I am 69. Started casting bullets in 1973. Since then I make a point of adding reloading dies and a bullet mold every time I add a new caliber to the gun safe. I think that the last count showed 21 bullet molds on hand, 8 lubri-sizer dies and about 16 top punches. Two bottom-pour lead furnaces.
I can't even estimate how many cast bullets I have produced over the years. Must be 50,000 or more by now, maybe triple that number.
I was a very good scrounger for years! Wheel weights, printers' type metals, old lead plumbing pipes, and digging up shooting ranges to reclaim fired bullets. Two old cast iron pots (purchased for little or nothing from Salvation Army or Goodwill stores) that I used for melting, cleaning, fluxing, and mixing my metals, usually over a propane camping stove in the back yard. Welder's gloves, leather apron, industrial face shield.

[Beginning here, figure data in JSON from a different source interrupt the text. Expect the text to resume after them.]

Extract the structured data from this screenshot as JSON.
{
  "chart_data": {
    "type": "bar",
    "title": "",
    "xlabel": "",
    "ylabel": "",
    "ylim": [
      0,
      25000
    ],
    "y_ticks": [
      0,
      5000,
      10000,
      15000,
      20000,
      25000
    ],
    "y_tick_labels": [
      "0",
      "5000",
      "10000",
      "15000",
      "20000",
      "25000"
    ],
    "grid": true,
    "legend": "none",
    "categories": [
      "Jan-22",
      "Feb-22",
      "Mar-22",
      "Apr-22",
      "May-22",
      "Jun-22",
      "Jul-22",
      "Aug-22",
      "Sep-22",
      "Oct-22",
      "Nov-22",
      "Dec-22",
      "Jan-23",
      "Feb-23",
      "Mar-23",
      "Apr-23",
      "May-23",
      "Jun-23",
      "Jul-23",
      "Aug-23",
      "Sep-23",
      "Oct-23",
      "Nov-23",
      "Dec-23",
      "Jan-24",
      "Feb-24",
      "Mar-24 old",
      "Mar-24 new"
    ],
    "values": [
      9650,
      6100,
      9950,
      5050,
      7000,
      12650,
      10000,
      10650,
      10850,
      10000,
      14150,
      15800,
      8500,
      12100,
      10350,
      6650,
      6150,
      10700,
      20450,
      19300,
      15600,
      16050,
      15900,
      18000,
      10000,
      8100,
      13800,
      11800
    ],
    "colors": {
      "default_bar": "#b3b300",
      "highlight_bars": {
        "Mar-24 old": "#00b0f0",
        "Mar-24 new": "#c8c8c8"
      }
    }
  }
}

I can't recall purchasing factory ammo (other than .22LR) for the last 10 years, and probably less than a dozen times over the past 40 years.
I still produce most handgun calibers for little more than the cost of primers and powder (maybe 5 or 6 cents per round). When I started all of this I figured .38 Special and 9X19 cost me about 70 cents per box of 50 to produce.
It will be a difficult habit to break!